Dlatego mnie najbardziej odpowiada skala TAK/NIE czyli spełnia/ nie spełnia. 

 

izael05-07-2014 15:56:20   [#15]

Może to tak/nie powinno dotyczyć nie całego wymagania. To za dużo:-) może raczej kolejnych obszarów w wymaganiach? 

Ale takie określenie zerojedynkowe podoba mi się:-)

ewa05-07-2014 18:10:24   [#16]

bo proste i jasne ono  :-)

izael05-07-2014 22:42:17   [#17]

a co myślicie o tzw. dobrych praktykach?

czy da się określić, co może być uznane za dobrą praktykę wyróżniającą szkołę, czy tego wcale nie powinno być w raportach, niech raczej szkoły same promują w środowisku to, co ich zdaniem jest wyjątkowe?

w dzisiejszych dobrych praktykach za mało jest ... dobrych praktyk:)

od szkół, które dostały A otrzymałam kilka takich opisów... no i... mnie się wydaje, że to coś oczywistego, a nie żadna dobra praktyka czy wyjątkowa praktyka

więc może to bez sensu - za dużo w tym uznaniowości, subiektywnej oceny ewaluatorów

takie zdanie mam:)

 

Gaba06-07-2014 09:01:58   [#18]

Hmmm, bywa i tak, że szkoła się nie chwali i nie będzie chwalić dobrymi praktykami w imię swojego dobrze pojętego interesu.
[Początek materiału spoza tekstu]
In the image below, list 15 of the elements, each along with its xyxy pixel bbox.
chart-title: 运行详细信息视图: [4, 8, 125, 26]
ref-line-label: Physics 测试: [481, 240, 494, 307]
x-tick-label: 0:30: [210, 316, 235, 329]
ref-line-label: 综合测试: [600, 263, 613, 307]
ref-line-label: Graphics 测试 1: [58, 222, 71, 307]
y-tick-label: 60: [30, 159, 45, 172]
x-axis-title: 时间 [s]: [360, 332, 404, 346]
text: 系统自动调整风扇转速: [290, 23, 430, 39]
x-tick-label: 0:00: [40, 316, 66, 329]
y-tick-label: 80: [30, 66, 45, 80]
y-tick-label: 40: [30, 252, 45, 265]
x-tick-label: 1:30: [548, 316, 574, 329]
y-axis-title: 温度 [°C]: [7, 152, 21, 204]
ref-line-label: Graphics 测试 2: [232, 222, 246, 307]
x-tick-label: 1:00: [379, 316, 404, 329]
Ile to razy np. "nasze" dokumenty z www. zostały "pożyczone" przez innych bez pytania, przerobione...

Ile to pomysłów wzięto sobie samemu...

izael06-07-2014 09:16:37   [#19]

Gabo, ale to jest insza inszość:)

tego w stanowiskiem ani zmianami w rozporządzeniu nie zmienimy

 

Nassssy06-07-2014 13:05:59   [#20]

Iza, w ewaluacji całościowej szkoły, obecnie mamy 62 badane obszary w tym 35 na poziom podstawowy (D).  Planem naprawczym (programem poprawy efektywności kształcenia) skutkują wymagania 2-5 i 7 - w których badanych na poziomie podstawowym jest 16 obszarów. Pozostałe 19 obszarów na D wymaga wdrożenia działań w celu poprawy stanu spełniania wymagania.

Czyli obecnie jest tak, że pomijając literki mamy:

  • 62 obszary/wskazania co szkoła spełnia a co nie, a w tym
  • 16 "spełnień" jest wymagane pod rygorem programu naprawczego i
  • 19 "spełnień" jest wymagane pod rygorem jakiś tam działań szkoły.
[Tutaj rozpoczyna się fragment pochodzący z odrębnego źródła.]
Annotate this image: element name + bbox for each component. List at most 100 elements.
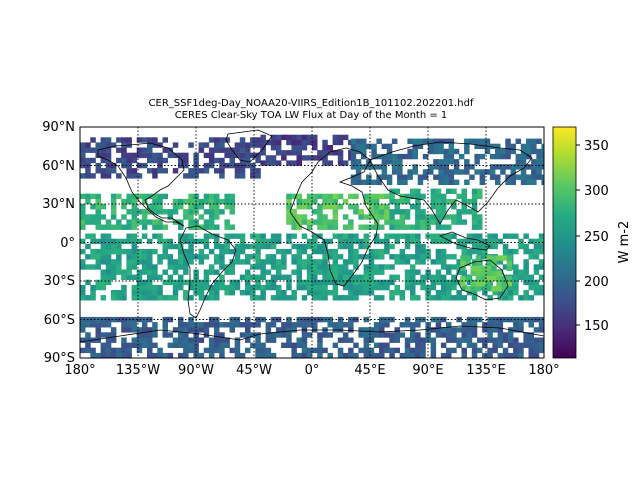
flux-cell <box>229 279 235 286</box>
flux-cell <box>301 219 308 225</box>
flux-cell <box>312 347 318 354</box>
flux-cell <box>342 264 349 270</box>
flux-cell <box>121 214 127 220</box>
flux-cell <box>373 264 380 270</box>
flux-cell <box>306 254 313 260</box>
flux-cell <box>317 259 323 265</box>
flux-cell <box>147 152 153 159</box>
flux-cell <box>475 275 482 282</box>
flux-cell <box>167 342 174 348</box>
flux-cell <box>348 238 354 245</box>
flux-cell <box>224 322 230 328</box>
flux-cell <box>348 248 354 255</box>
flux-cell <box>183 264 189 270</box>
flux-cell <box>373 332 380 338</box>
flux-cell <box>394 327 400 333</box>
flux-cell <box>183 290 189 296</box>
flux-cell <box>157 254 163 260</box>
flux-cell <box>234 162 241 169</box>
flux-cell <box>229 248 235 255</box>
flux-cell <box>477 248 483 255</box>
flux-cell <box>286 214 292 220</box>
flux-cell <box>239 142 246 148</box>
flux-cell <box>327 248 333 255</box>
flux-cell <box>208 193 215 200</box>
flux-cell <box>456 264 462 270</box>
flux-cell <box>415 342 421 348</box>
flux-cell <box>198 204 205 210</box>
flux-cell <box>245 152 251 159</box>
flux-cell <box>301 295 308 301</box>
flux-cell <box>446 188 452 194</box>
flux-cell <box>358 279 364 286</box>
flux-cell <box>487 332 493 338</box>
flux-cell <box>389 274 395 280</box>
flux-cell <box>306 352 313 358</box>
flux-cell <box>379 214 385 220</box>
flux-cell <box>471 238 478 245</box>
flux-cell <box>440 264 447 270</box>
flux-cell <box>353 274 359 280</box>
flux-cell <box>208 233 215 239</box>
flux-cell <box>126 327 132 333</box>
flux-cell <box>260 259 266 265</box>
flux-cell <box>428 164 434 170</box>
flux-cell <box>348 327 354 333</box>
flux-cell <box>255 347 261 354</box>
flux-cell <box>219 264 225 270</box>
flux-cell <box>446 284 452 291</box>
flux-cell <box>497 322 504 328</box>
flux-cell <box>363 316 370 323</box>
flux-cell <box>203 322 210 328</box>
flux-cell <box>389 188 395 194</box>
flux-cell <box>500 148 506 155</box>
flux-cell <box>523 243 529 250</box>
flux-cell <box>250 332 256 338</box>
flux-cell <box>402 179 408 185</box>
flux-cell <box>518 269 524 275</box>
flux-cell <box>342 269 349 275</box>
flux-cell <box>100 233 107 239</box>
flux-cell <box>275 284 282 291</box>
flux-cell <box>520 169 527 175</box>
flux-cell <box>296 322 302 328</box>
flux-cell <box>435 204 442 210</box>
flux-cell <box>286 219 292 225</box>
flux-cell <box>306 219 313 225</box>
flux-cell <box>430 279 437 286</box>
flux-cell <box>208 290 215 296</box>
flux-cell <box>255 337 261 343</box>
flux-cell <box>260 347 266 354</box>
flux-cell <box>245 147 251 153</box>
flux-cell <box>533 352 540 358</box>
flux-cell <box>85 173 91 179</box>
flux-cell <box>505 148 511 155</box>
flux-cell <box>110 204 117 210</box>
flux-cell <box>471 224 478 230</box>
flux-cell <box>348 295 354 301</box>
flux-cell <box>275 290 282 296</box>
flux-cell <box>523 233 529 239</box>
flux-cell <box>90 295 96 301</box>
flux-cell <box>281 295 287 301</box>
flux-cell <box>178 219 184 225</box>
flux-cell <box>505 179 511 185</box>
flux-cell <box>317 233 323 239</box>
flux-cell <box>363 214 370 220</box>
flux-cell <box>350 174 357 180</box>
flux-cell <box>141 254 148 260</box>
flux-cell <box>183 233 189 239</box>
flux-cell <box>358 224 364 230</box>
flux-cell <box>389 233 395 239</box>
flux-cell <box>214 332 220 338</box>
flux-cell <box>167 332 174 338</box>
flux-cell <box>100 157 107 164</box>
flux-cell <box>286 248 292 255</box>
flux-cell <box>536 174 542 180</box>
flux-cell <box>85 142 91 148</box>
flux-cell <box>157 224 163 230</box>
flux-cell <box>322 269 328 275</box>
flux-cell <box>415 188 421 194</box>
flux-cell <box>384 316 390 323</box>
flux-cell <box>355 138 362 144</box>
Ale obszarów nie ma w rozporządzeniu, są one wewnętrznym (projektowym) rozbiciem opisów wymagań państwa. 


post został zmieniony: 06-07-2014 13:10:06
izael06-07-2014 13:19:32   [#21]

Nassssy, to je wprowadźmy do rozporządzenia:)

bo te kawałki/obszary wydają mi się bardziej czytelne niż całościowo wymagania

ale to moje zdanie tylko:)

lub

może w wymaganiach określić "próg zdawalności"? czyli to, co w tej chwili na D

:)

i oczywiście zostawić to, że pewne wymagania są na tyle kluczowe, że ich niespełnienie na oczekiwanym minimalnym poziomie skutkuje... np. programem naprawczym itd.
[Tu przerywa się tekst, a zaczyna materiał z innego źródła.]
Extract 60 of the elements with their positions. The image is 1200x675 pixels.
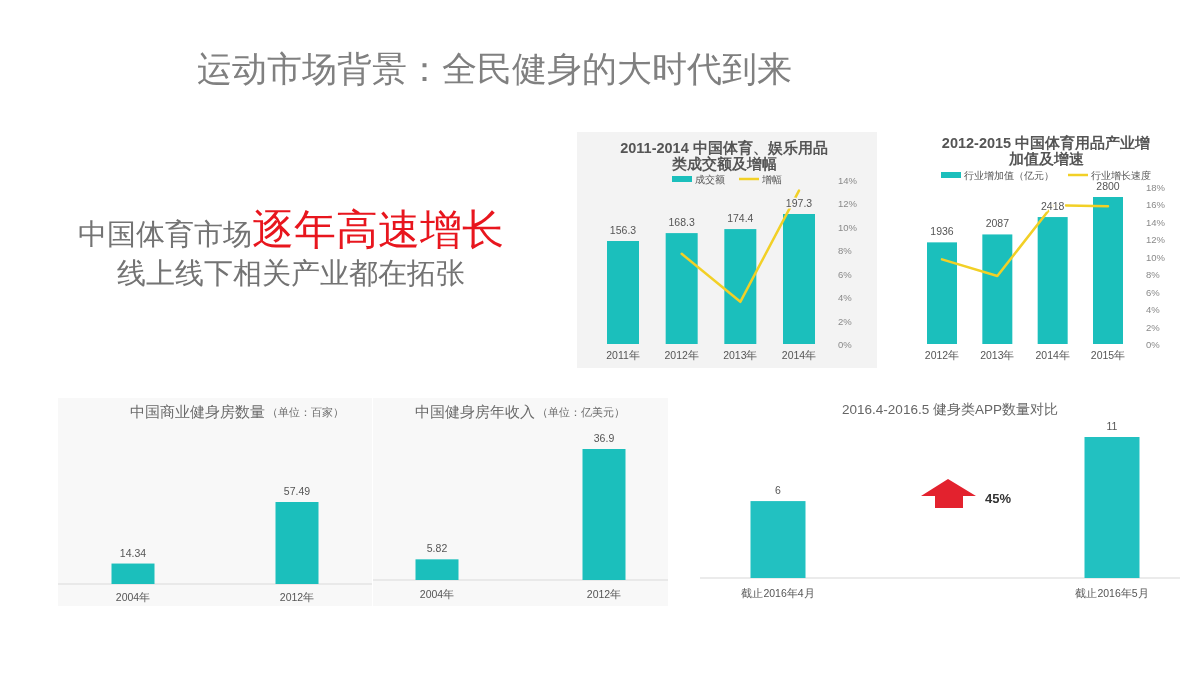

post został zmieniony: 06-07-2014 13:24:01
Nassssy06-07-2014 13:33:45   [#22]

Też jestem za wprowadzeniem obszarów do rozporządzenia, przy okazji można by je w konsultacjach społecznych uszczegółowić i trochę się pokłócić o pewne znaczenia (np o znaczenie określeń "badania zewnętrzne" lub "nowatorstwo";). Chociaż wadą tego rozwiązania jest usztywnienie czegoś co teraz można zmieniać bez angażowania MENu.

Ale nie podoba mi się obecna komplikacja typów obszarów "27 dobrowolnych", " 19 potrzebnych" i "16 zagrożonych konsekwencjami". Chociaż jak to teraz napisałem, to to tak źle nie wygląda jednak... 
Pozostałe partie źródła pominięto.